The final day of the Summer Sessions musical festival turned out to be a scorcher, with thousands descending on Glasgow’s Bellahouston Park to see The 1975.
The BRIT Award winners were joined on a stellar bill by hometown heroes Twin Atlantic, as well as You Me At Six, Pale Waves, Ten Tonnes and No Rome as the mercury rose towards the 30C mark on a sunny Sunday afternoon.
It had been a big few days for the band, having played huge headline performances at the Reading and Leeds festival, and frontman Matty Healy asked the crowd if they’d give him a little help along the way if he started to struggle.
The band gave little sign of fatigue, though, kicking off with brand new single People – a slice of punk rock slightly diverging from the sound we’re used to hearing from the Cheshire band.
It was an indicator that this show was to leave fans going home with more than just the experience of enjoying a concert.
All throughout, whether it was from the stunning visual effects or the bright sound that they complemented, the band were making a point, and making a stand.
Healy referenced him kissing a male fan at a show in Dubai in protest against the UAE’s anti-gay laws, telling the crowd: “If you kiss boys and you’re a boy, you shouldn’t get into trouble” before launching into a rainbow-backed rendition of Loving Someone.
And in the break before Love It If We Made It began the encore, Healy came out on stage and stood listening with the audience as the rallying words of climate change activist Greta Thunberg echoed around the park, urging us all to take action.
The contrast between the band’s early music and the politics of later albums was duly noted by Healy, who announced before debut album hits Chocolate and Sex that they were from “simpler times.’
“This is really special for us,” Healy told the thousands gathered in front of him, “It’s very representative of how far we’ve come in a really short space of time.
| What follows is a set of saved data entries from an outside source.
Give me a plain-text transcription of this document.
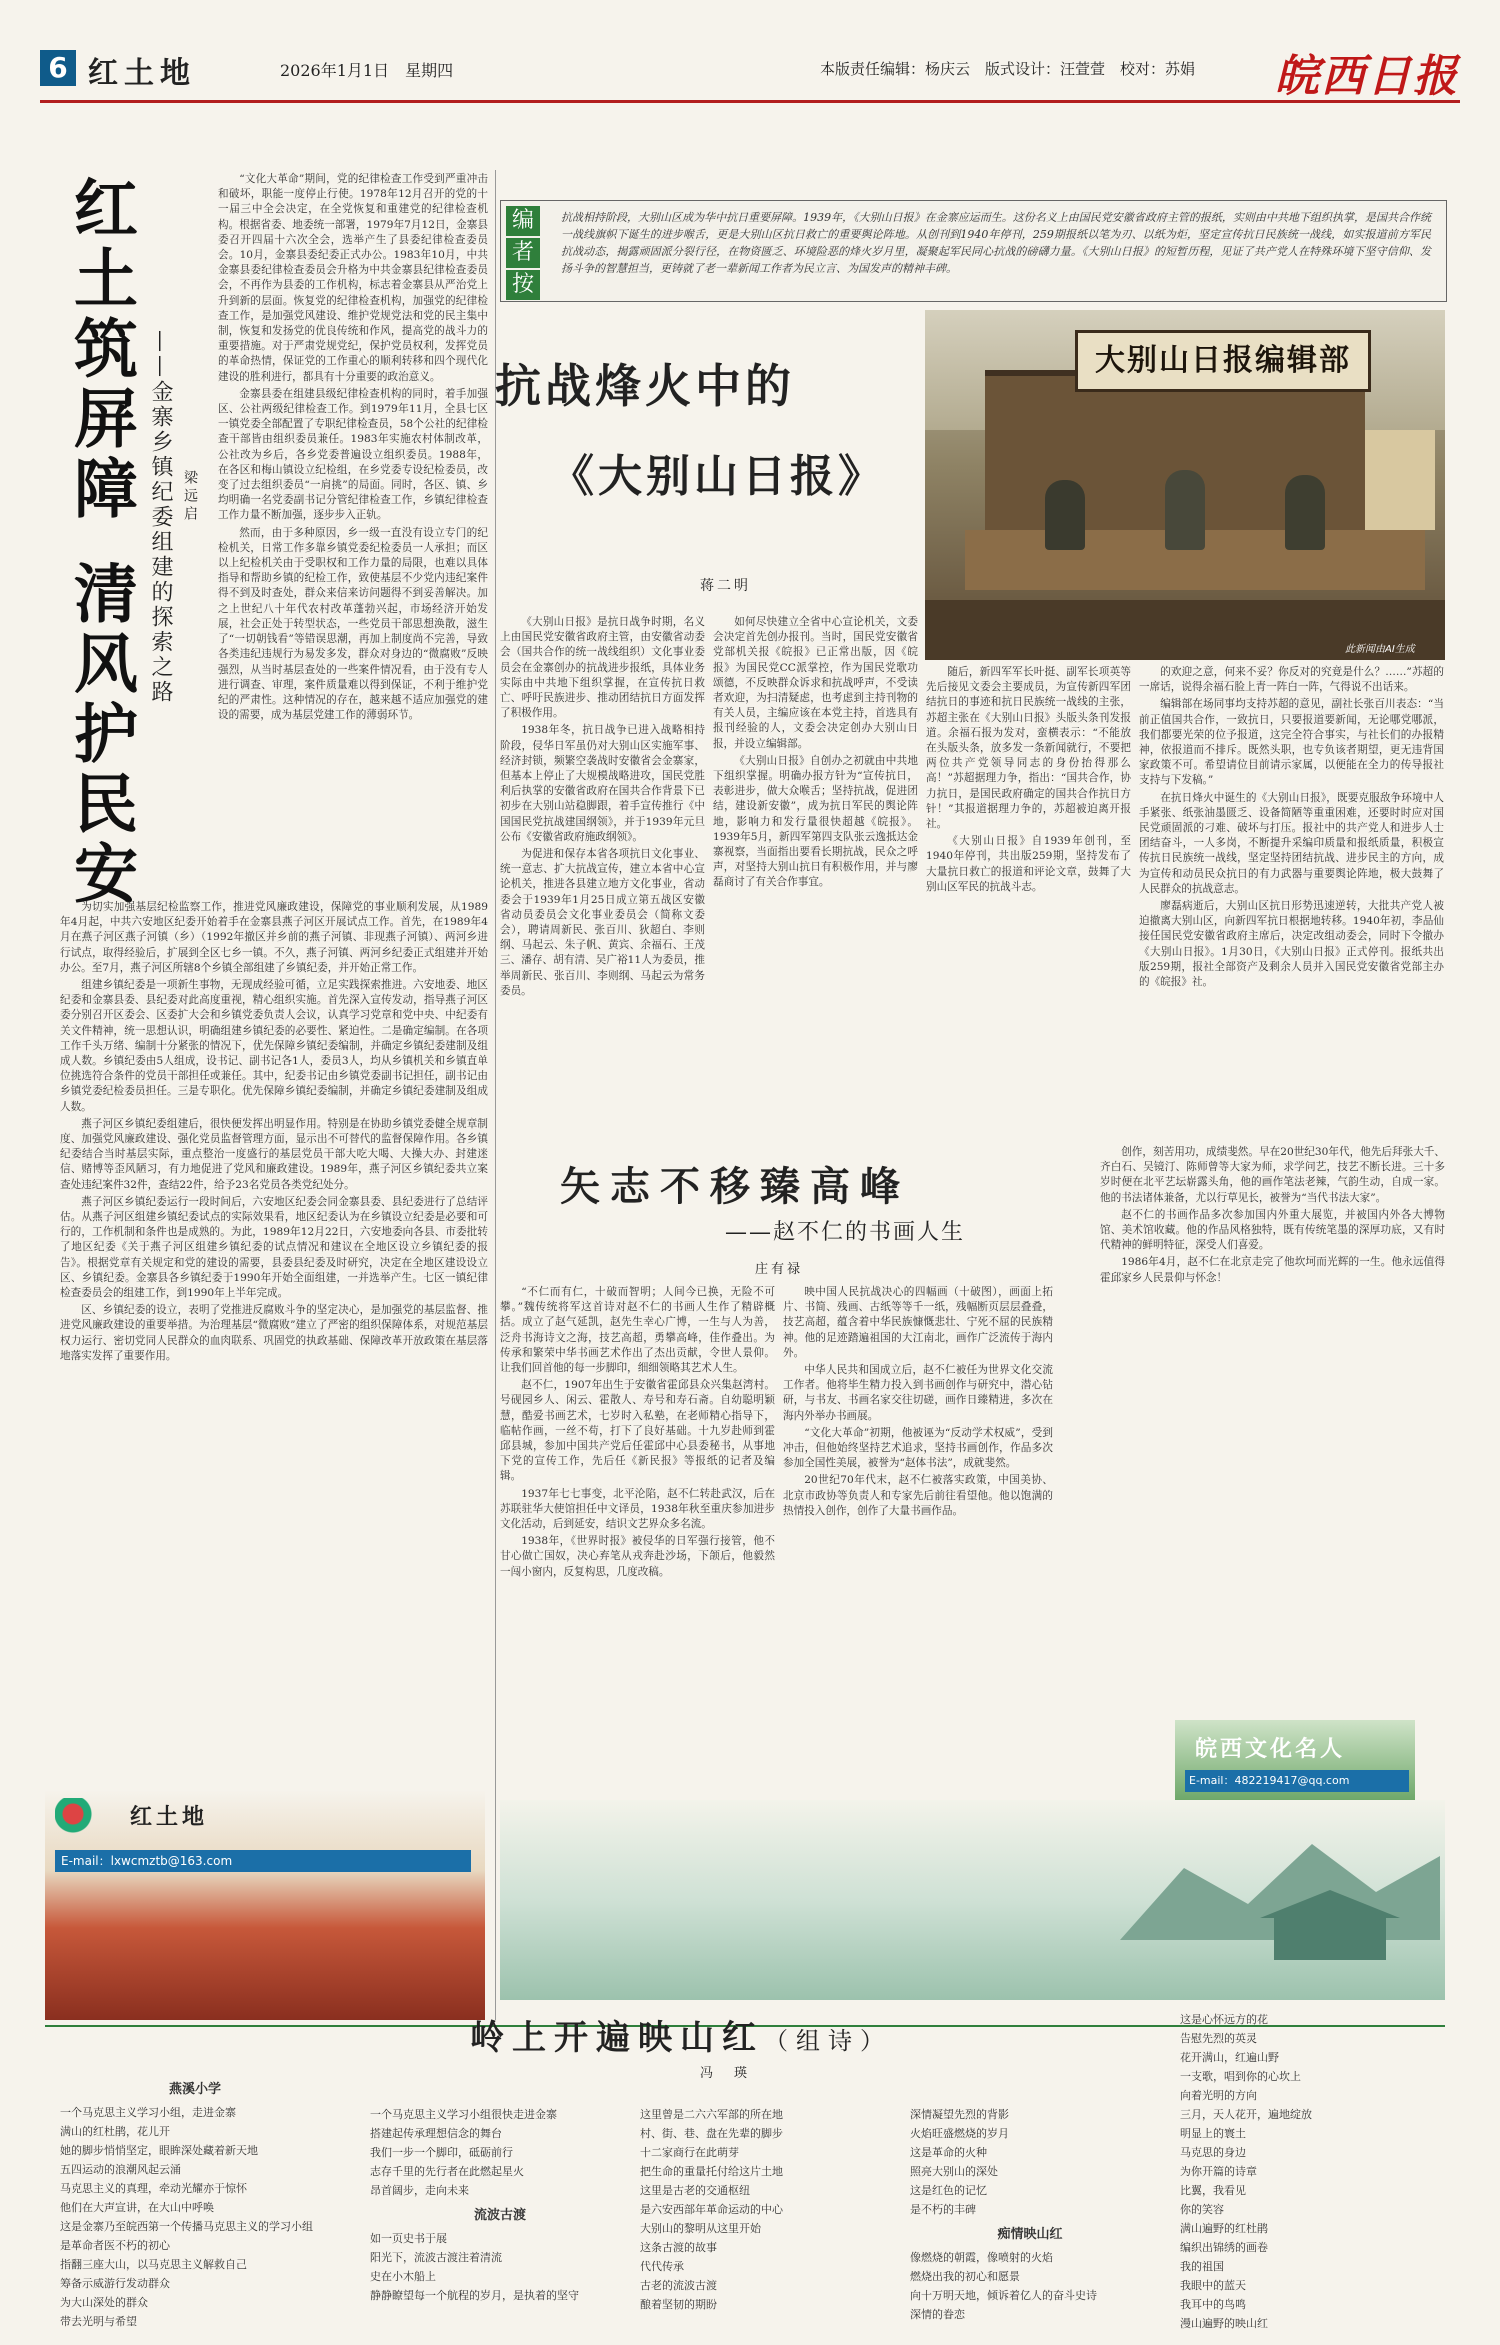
6 红土地	2026年1月1日　星期四	本版责任编辑：杨庆云　版式设计：汪萱萱　校对：苏娟 皖西日报
红土筑屏障
清风护民安
——金寨乡镇纪委组建的探索之路 梁远启

“文化大革命”期间，党的纪律检查工作受到严重冲击和破坏，职能一度停止行使。1978年12月召开的党的十一届三中全会决定，在全党恢复和重建党的纪律检查机构。根据省委、地委统一部署，1979年7月12日，金寨县委召开四届十六次全会，选举产生了县委纪律检查委员会。10月，金寨县委纪委正式办公。1983年10月，中共金寨县委纪律检查委员会升格为中共金寨县纪律检查委员会，不再作为县委的工作机构，标志着金寨县从严治党上升到新的层面。恢复党的纪律检查机构，加强党的纪律检查工作，是加强党风建设、维护党规党法和党的民主集中制，恢复和发扬党的优良传统和作风，提高党的战斗力的重要措施。对于严肃党规党纪，保护党员权利，发挥党员的革命热情，保证党的工作重心的顺利转移和四个现代化建设的胜利进行，都具有十分重要的政治意义。

金寨县委在组建县级纪律检查机构的同时，着手加强区、公社两级纪律检查工作。到1979年11月，全县七区一镇党委全部配置了专职纪律检查员，58个公社的纪律检查干部皆由组织委员兼任。1983年实施农村体制改革，公社改为乡后，各乡党委普遍设立组织委员。1988年，在各区和梅山镇设立纪检组，在乡党委专设纪检委员，改变了过去组织委员“一肩挑”的局面。同时，各区、镇、乡均明确一名党委副书记分管纪律检查工作，乡镇纪律检查工作力量不断加强，逐步步入正轨。

然而，由于多种原因，乡一级一直没有设立专门的纪检机关，日常工作多靠乡镇党委纪检委员一人承担；而区以上纪检机关由于受职权和工作力量的局限，也难以具体指导和帮助乡镇的纪检工作，致使基层不少党内违纪案件得不到及时查处，群众来信来访问题得不到妥善解决。加之上世纪八十年代农村改革蓬勃兴起，市场经济开始发展，社会正处于转型状态，一些党员干部思想涣散，滋生了“一切朝钱看”等错误思潮，再加上制度尚不完善，导致各类违纪违规行为易发多发，群众对身边的“微腐败”反映强烈，从当时基层查处的一些案件情况看，由于没有专人进行调查、审理，案件质量难以得到保证，不利于维护党纪的严肃性。这种情况的存在，越来越不适应加强党的建设的需要，成为基层党建工作的薄弱环节。

为切实加强基层纪检监察工作，推进党风廉政建设，保障党的事业顺利发展，从1989年4月起，中共六安地区纪委开始着手在金寨县燕子河区开展试点工作。首先，在1989年4月在燕子河区燕子河镇（乡）（1992年撤区并乡前的燕子河镇、非现燕子河镇）、两河乡进行试点，取得经验后，扩展到全区七乡一镇。不久，燕子河镇、两河乡纪委正式组建并开始办公。至7月，燕子河区所辖8个乡镇全部组建了乡镇纪委，并开始正常工作。

组建乡镇纪委是一项新生事物，无现成经验可循，立足实践探索推进。六安地委、地区纪委和金寨县委、县纪委对此高度重视，精心组织实施。首先深入宣传发动，指导燕子河区委分别召开区委会、区委扩大会和乡镇党委负责人会议，认真学习党章和党中央、中纪委有关文件精神，统一思想认识，明确组建乡镇纪委的必要性、紧迫性。二是确定编制。在各项工作千头万绪、编制十分紧张的情况下，优先保障乡镇纪委编制，并确定乡镇纪委建制及组成人数。乡镇纪委由5人组成，设书记、副书记各1人，委员3人，均从乡镇机关和乡镇直单位挑选符合条件的党员干部担任或兼任。其中，纪委书记由乡镇党委副书记担任，副书记由乡镇党委纪检委员担任。三是专职化。优先保障乡镇纪委编制，并确定乡镇纪委建制及组成人数。

燕子河区乡镇纪委组建后，很快便发挥出明显作用。特别是在协助乡镇党委健全规章制度、加强党风廉政建设、强化党员监督管理方面，显示出不可替代的监督保障作用。各乡镇纪委结合当时基层实际，重点整治一度盛行的基层党员干部大吃大喝、大操大办、封建迷信、赌博等歪风陋习，有力地促进了党风和廉政建设。1989年，燕子河区乡镇纪委共立案查处违纪案件32件，查结22件，给予23名党员各类党纪处分。

燕子河区乡镇纪委运行一段时间后，六安地区纪委会同金寨县委、县纪委进行了总结评估。从燕子河区组建乡镇纪委试点的实际效果看，地区纪委认为在乡镇设立纪委是必要和可行的，工作机制和条件也是成熟的。为此，1989年12月22日，六安地委向各县、市委批转了地区纪委《关于燕子河区组建乡镇纪委的试点情况和建议在全地区设立乡镇纪委的报告》。根据党章有关规定和党的建设的需要，县委县纪委及时研究，决定在全地区建设设立区、乡镇纪委。金寨县各乡镇纪委于1990年开始全面组建，一并选举产生。七区一镇纪律检查委员会的组建工作，到1990年上半年完成。

区、乡镇纪委的设立，表明了党推进反腐败斗争的坚定决心，是加强党的基层监督、推进党风廉政建设的重要举措。为治理基层“微腐败”建立了严密的组织保障体系，对规范基层权力运行、密切党同人民群众的血肉联系、巩固党的执政基础、保障改革开放政策在基层落地落实发挥了重要作用。

红土地
E-mail：lxwcmztb@163.com
编
者
按
抗战相持阶段，大别山区成为华中抗日重要屏障。1939年，《大别山日报》在金寨应运而生。这份名义上由国民党安徽省政府主管的报纸，实则由中共地下组织执掌，是国共合作统一战线旗帜下诞生的进步喉舌，更是大别山区抗日救亡的重要舆论阵地。从创刊到1940年停刊，259期报纸以笔为刃、以纸为炬，坚定宣传抗日民族统一战线，如实报道前方军民抗战动态，揭露顽固派分裂行径，在物资匮乏、环境险恶的烽火岁月里，凝聚起军民同心抗战的磅礴力量。《大别山日报》的短暂历程，见证了共产党人在特殊环境下坚守信仰、发扬斗争的智慧担当，更铸就了老一辈新闻工作者为民立言、为国发声的精神丰碑。
抗战烽火中的
《大别山日报》
蒋二明
大别山日报编辑部
此新闻由AI生成

《大别山日报》是抗日战争时期，名义上由国民党安徽省政府主管，由安徽省动委会（国共合作的统一战线组织）文化事业委员会在金寨创办的抗战进步报纸，具体业务实际由中共地下组织掌握，在宣传抗日救亡、呼吁民族进步、推动团结抗日方面发挥了积极作用。

1938年冬，抗日战争已进入战略相持阶段，侵华日军虽仍对大别山区实施军事、经济封锁，频繁空袭战时安徽省会金寨家，但基本上停止了大规模战略进攻，国民党胜利后执掌的安徽省政府在国共合作背景下已初步在大别山站稳脚跟，着手宣传推行《中国国民党抗战建国纲领》，并于1939年元旦公布《安徽省政府施政纲领》。

为促进和保存本省各项抗日文化事业、统一意志、扩大抗战宣传，建立本省中心宣论机关，推进各县建立地方文化事业，省动委会于1939年1月25日成立第五战区安徽省动员委员会文化事业委员会（简称文委会），聘请周新民、张百川、狄超白、李则纲、马起云、朱子帆、黄宾、余福石、王茂三、潘存、胡有清、吴广裕11人为委员，推举周新民、张百川、李则纲、马起云为常务委员。

如何尽快建立全省中心宣论机关，文委会决定首先创办报刊。当时，国民党安徽省党部机关报《皖报》已正常出版，因《皖报》为国民党CC派掌控，作为国民党歌功颂德，不反映群众诉求和抗战呼声，不受读者欢迎，为扫清疑虑，也考虑到主持刊物的有关人员，主编应该在本党主持，首选具有报刊经验的人，文委会决定创办大别山日报，并设立编辑部。

《大别山日报》自创办之初就由中共地下组织掌握。明确办报方针为“宣传抗日，表彰进步，做大众喉舌；坚持抗战，促进团结，建设新安徽”，成为抗日军民的舆论阵地，影响力和发行量很快超越《皖报》。1939年5月，新四军第四支队张云逸抵达金寨视察，当面指出要看长期抗战，民众之呼声，对坚持大别山抗日有积极作用，并与廖磊商讨了有关合作事宜。

随后，新四军军长叶挺、副军长项英等先后接见文委会主要成员，为宣传新四军团结抗日的事迹和抗日民族统一战线的主张，苏超主张在《大别山日报》头版头条刊发报道。余福石报为发对，蛮横表示：“不能放在头版头条，放多发一条新闻就行，不要把两位共产党领导同志的身份抬得那么高！”苏超据理力争，指出：“国共合作，协力抗日，是国民政府确定的国共合作抗日方针！”其报道据理力争的，苏超被迫离开报社。

《大别山日报》自1939年创刊，至1940年停刊，共出版259期，坚持发布了大量抗日救亡的报道和评论文章，鼓舞了大别山区军民的抗战斗志。

的欢迎之意，何来不妥？你反对的究竟是什么？……”苏超的一席话，说得余福石脸上青一阵白一阵，气得说不出话来。

编辑部在场同事均支持苏超的意见，副社长张百川表态：“当前正值国共合作，一致抗日，只要报道要新闻，无论哪党哪派，我们都要光荣的位予报道，这完全符合事实，与社长们的办报精神，依报道而不排斥。既然头职，也专负该者期望，更无违背国家政策不可。希望请位目前请示家属，以便能在全力的传导报社支持与下发稿。”

在抗日烽火中诞生的《大别山日报》，既要克服敌争环境中人手紧张、纸张油墨匮乏、设备简陋等重重困难，还要时时应对国民党顽固派的刁难、破坏与打压。报社中的共产党人和进步人士团结奋斗，一人多岗，不断提升采编印质量和报纸质量，积极宣传抗日民族统一战线，坚定坚持团结抗战、进步民主的方向，成为宣传和动员民众抗日的有力武器与重要舆论阵地，极大鼓舞了人民群众的抗战意志。

廖磊病逝后，大别山区抗日形势迅速逆转，大批共产党人被迫撤离大别山区，向新四军抗日根据地转移。1940年初，李品仙接任国民党安徽省政府主席后，决定改组动委会，同时下令撤办《大别山日报》。1月30日，《大别山日报》正式停刊。报纸共出版259期，报社全部资产及剩余人员并入国民党安徽省党部主办的《皖报》社。

矢志不移臻高峰
——赵不仁的书画人生
庄有禄

“不仁而有仁，十破而智明；人间今已换，无险不可攀。”魏传统将军这首诗对赵不仁的书画人生作了精辟概括。成立了赵气延凯，赵先生幸心广博，一生与人为善，泛舟书海诗文之海，技艺高超，勇攀高峰，佳作叠出。为传承和繁荣中华书画艺术作出了杰出贡献，令世人景仰。让我们回首他的每一步脚印，细细领略其艺术人生。

赵不仁，1907年出生于安徽省霍邱县众兴集赵湾村。号砚园乡人、闲云、霍散人、寿号和寿石斋。自幼聪明颖慧，酷爱书画艺术，七岁时入私塾，在老师精心指导下，临帖作画，一丝不苟，打下了良好基础。十九岁赴师到霍邱县城，参加中国共产党后任霍邱中心县委秘书，从事地下党的宣传工作，先后任《新民报》等报纸的记者及编辑。

1937年七七事变，北平沦陷，赵不仁转赴武汉，后在苏联驻华大使馆担任中文译员，1938年秋至重庆参加进步文化活动，后到延安，结识文艺界众多名流。

1938年，《世界时报》被侵华的日军强行接管，他不甘心做亡国奴，决心弃笔从戎奔赴沙场，下颌后，他毅然一闯小窗内，反复构思，几度改稿。

映中国人民抗战决心的四幅画（十破图），画面上拓片、书简、残画、古纸等等千一纸，残幅断页层层叠叠，技艺高超，蕴含着中华民族慷慨悲壮、宁死不屈的民族精神。他的足迹踏遍祖国的大江南北，画作广泛流传于海内外。

中华人民共和国成立后，赵不仁被任为世界文化交流工作者。他将毕生精力投入到书画创作与研究中，潜心钻研，与书友、书画名家交往切磋，画作日臻精进，多次在海内外举办书画展。

“文化大革命”初期，他被诬为“反动学术权威”，受到冲击，但他始终坚持艺术追求，坚持书画创作，作品多次参加全国性美展，被誉为“赵体书法”，成就斐然。

20世纪70年代末，赵不仁被落实政策，中国美协、北京市政协等负责人和专家先后前往看望他。他以饱满的热情投入创作，创作了大量书画作品。

创作，刻苦用功，成绩斐然。早在20世纪30年代，他先后拜张大千、齐白石、吴镜汀、陈师曾等大家为师，求学问艺，技艺不断长进。三十多岁时便在北平艺坛崭露头角，他的画作笔法老辣，气韵生动，自成一家。他的书法诸体兼备，尤以行草见长，被誉为“当代书法大家”。

赵不仁的书画作品多次参加国内外重大展览，并被国内外各大博物馆、美术馆收藏。他的作品风格独特，既有传统笔墨的深厚功底，又有时代精神的鲜明特征，深受人们喜爱。

1986年4月，赵不仁在北京走完了他坎坷而光辉的一生。他永远值得霍邱家乡人民景仰与怀念！

皖西文化名人
E-mail：482219417@qq.com
岭上开遍映山红（组诗）
冯　瑛
燕溪小学
一个马克思主义学习小组，走进金寨
满山的红杜鹃，花儿开
她的脚步悄悄坚定，眼眸深处藏着新天地
五四运动的浪潮风起云涌
马克思主义的真理，牵动光耀亦于惊怀
他们在大声宣讲，在大山中呼唤
这是金寨乃至皖西第一个传播马克思主义的学习小组
是革命者医不朽的初心
指翻三座大山，以马克思主义解救自己
筹备示威游行发动群众
为大山深处的群众
带去光明与希望
一个马克思主义学习小组很快走进金寨
搭建起传承理想信念的舞台
我们一步一个脚印，砥砺前行
志存千里的先行者在此燃起星火
昂首阔步，走向未来
流波古渡
如一页史书于展
阳光下，流波古渡注着清流
史在小木船上
静静瞭望每一个航程的岁月，是执着的坚守
这里曾是二六六军部的所在地
村、街、巷、盘在先辈的脚步
十二家商行在此萌芽
把生命的重量托付给这片土地
这里是古老的交通枢纽
是六安西部年革命运动的中心
大别山的黎明从这里开始
这条古渡的故事
代代传承
古老的流波古渡
酿着坚韧的期盼
深情凝望先烈的背影
火焰旺盛燃烧的岁月
这是革命的火种
照亮大别山的深处
这是红色的记忆
是不朽的丰碑
痴情映山红
像燃烧的朝霞，像喷射的火焰
燃烧出我的初心和愿景
向十万明天地，倾诉着亿人的奋斗史诗
深情的眷恋
这是心怀远方的花
告慰先烈的英灵
花开满山，红遍山野
一支歌，唱到你的心坎上
向着光明的方向
三月，天人花开，遍地绽放
明显上的寰土
马克思的身边
为你开篇的诗章
比翼，我看见
你的笑容
满山遍野的红杜鹃
编织出锦绣的画卷
我的祖国
我眼中的蓝天
我耳中的鸟鸣
漫山遍野的映山红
I’m glad we’re here, you’re always the loudest audience.”
Closing with The Sound, Glasgow certainly proved that to be true by belting out the words and dancing along to the final song of a set packed with festival-level anthems.
Earlier in the day, the festival was opened by Manila-born No Rome, who is signed to The 1975’s Dirty Hit record label. The rising star’s sound was the perfect accompaniment for the southside sunshine.
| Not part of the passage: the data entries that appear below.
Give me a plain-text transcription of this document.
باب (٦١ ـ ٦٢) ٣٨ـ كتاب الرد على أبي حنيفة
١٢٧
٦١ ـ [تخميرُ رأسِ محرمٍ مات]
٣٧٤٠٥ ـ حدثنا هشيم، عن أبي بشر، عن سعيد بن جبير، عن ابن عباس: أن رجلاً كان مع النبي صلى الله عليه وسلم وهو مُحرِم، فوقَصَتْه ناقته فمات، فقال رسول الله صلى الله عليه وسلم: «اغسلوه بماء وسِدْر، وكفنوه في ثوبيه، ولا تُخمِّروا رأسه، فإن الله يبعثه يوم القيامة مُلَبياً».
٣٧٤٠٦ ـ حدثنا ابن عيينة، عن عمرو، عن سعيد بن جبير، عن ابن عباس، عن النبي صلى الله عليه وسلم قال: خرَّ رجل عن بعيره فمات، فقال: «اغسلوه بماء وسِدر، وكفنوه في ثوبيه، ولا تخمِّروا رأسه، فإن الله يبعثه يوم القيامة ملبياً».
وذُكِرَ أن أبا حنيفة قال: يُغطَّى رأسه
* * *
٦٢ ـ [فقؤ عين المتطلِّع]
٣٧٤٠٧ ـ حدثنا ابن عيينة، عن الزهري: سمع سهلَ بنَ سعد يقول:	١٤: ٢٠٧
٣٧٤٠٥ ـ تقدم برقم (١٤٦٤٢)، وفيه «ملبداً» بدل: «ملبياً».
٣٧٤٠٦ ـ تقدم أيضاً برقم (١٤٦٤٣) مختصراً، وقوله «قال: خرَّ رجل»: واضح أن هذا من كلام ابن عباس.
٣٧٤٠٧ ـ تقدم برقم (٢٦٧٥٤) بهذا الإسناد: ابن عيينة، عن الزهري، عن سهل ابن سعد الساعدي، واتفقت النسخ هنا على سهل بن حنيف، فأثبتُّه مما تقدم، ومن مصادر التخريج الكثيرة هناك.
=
Up next was Ten Tonnes, a.k.a Ethan Barnett, who showed he was well on his way to following in the footsteps of his brother and TRNSMT headliner George Ezra.
Pale Waves, label mates of The 1975, also brought their indie-pop sound to the Bellahouston stage. Hits including Eighteen and Television Romance gave a great taster for fans ahead of their show at the Barrowlands next month.
Comparative veterans You Me At Six were next up, making a welcome return to Scottish soil and treating fans to a mix of songs from their most recent album, VI, as well as a hint of nostalgia with their earlier pop-punk classics.
Scots rockers Twin Atlantic then made their return to Summer Sessions, having played with Catfish and the Bottlemen last year.
Frontman Sam McTrusty, getting up close and personal with the audience, told them he lived just about a mile away and that he was loving playing to a home crowd.
Not only that, the new dad revealed this was his newborn daughter’s first rock concert.
She was sure to be bopping along at the side of the stage as the Glasgow band rattled through singalong favourites such as Hold On and Heart and Soul.